Another issue is the value of money. If a person launders money they obtain from criminal activity, that money won’t have the same value to them as it would to someone who earned it the hard way. Raising the minimum would only lower the number of legitimate applicants, while those with ill-gotten gains and nefarious intentions won’t mind the higher prices.
For all we know, and as some have suggested, the EU’s focus on raising the minimum investment amount may be part of an agenda to make CIPs undesirable altogether. But even if we assume they consider CBI an acceptable way to raise FDI, raising the price will not do anything to address the EU’s professed security concerns.
And if the EU’s concerns are about safety and due diligence, they should work with the Caribbean CIPs to enhance their due diligence processes (if they can find anything to put their finger on).
The EU has much more advanced and plentiful investigative resources than the Caribbean. If it really cares about Caribbean CBI integrity, it should offer help rather than issue underhanded threats veiled in polite diplomacy. The Caribbean governments have shown that they are open to enhancing what is already one of the world’s most competent due diligence systems after their meeting with the US last year.

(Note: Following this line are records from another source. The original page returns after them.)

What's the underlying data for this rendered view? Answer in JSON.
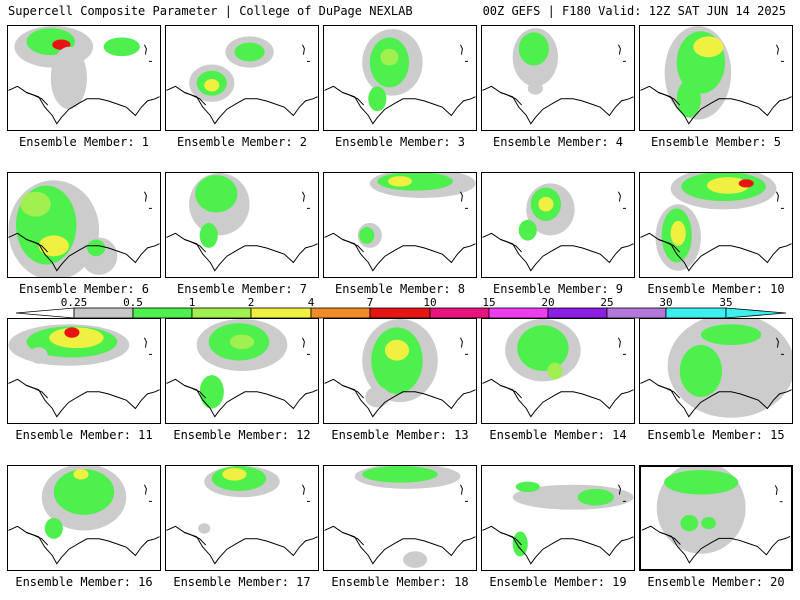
{
  "header": {
    "left": "Supercell Composite Parameter | College of DuPage NEXLAB",
    "right": "00Z GEFS | F180 Valid: 12Z SAT JUN 14 2025"
  },
  "colorbar": {
    "labels": [
      "0.25",
      "0.5",
      "1",
      "2",
      "4",
      "7",
      "10",
      "15",
      "20",
      "25",
      "30",
      "35"
    ],
    "colors": [
      "#ffffff",
      "#c8c8c8",
      "#4ef04e",
      "#a0f050",
      "#f0f040",
      "#f08c28",
      "#e81414",
      "#e8147c",
      "#f03cf0",
      "#8c1ee6",
      "#b478dc",
      "#3cf0f0"
    ]
  },
  "fill_colors": {
    "gray": "#cccccc",
    "green": "#4ef04e",
    "lime": "#a0f050",
    "yellow": "#f0f040",
    "red": "#e81414"
  },
  "members": [
    {
      "label": "Ensemble Member: 1"
    },
    {
      "label": "Ensemble Member: 2"
    },
    {
      "label": "Ensemble Member: 3"
    },
    {
      "label": "Ensemble Member: 4"
    },
    {
      "label": "Ensemble Member: 5"
    },
    {
      "label": "Ensemble Member: 6"
    },
    {
      "label": "Ensemble Member: 7"
    },
    {
      "label": "Ensemble Member: 8"
    },
    {
      "label": "Ensemble Member: 9"
    },
    {
      "label": "Ensemble Member: 10"
    },
    {
      "label": "Ensemble Member: 11"
    },
    {
      "label": "Ensemble Member: 12"
    },
    {
      "label": "Ensemble Member: 13"
    },
    {
      "label": "Ensemble Member: 14"
    },
    {
      "label": "Ensemble Member: 15"
    },
    {
      "label": "Ensemble Member: 16"
    },
    {
      "label": "Ensemble Member: 17"
    },
    {
      "label": "Ensemble Member: 18"
    },
    {
      "label": "Ensemble Member: 19"
    },
    {
      "label": "Ensemble Member: 20",
      "selected": true
    }
  ]
}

If the EU’s concerns were genuine and not just the pretext for punitive action they appear to be, the approach would have been different. The EU could have requested more transparent and immediate access to applicant backgrounds, rejected cases, and more. With an open line of communication and a flowing stream of information, nothing would get past the EU, especially with the new ETIAS system coming.
The EU can take various approaches to ensure Caribbean CIPs address the Union’s concerns regarding CBI, but raising minimum investments is not among them. The idea is a bad one; it doesn’t work, and it won’t help anyone.
The EU’s insistence on fixing something that isn’t broken by breaking it is astonishing. Real solutions are available, and the Caribbean is open to working together. It is a shame that the EU Commission doesn’t have the same proactive, logical attitude.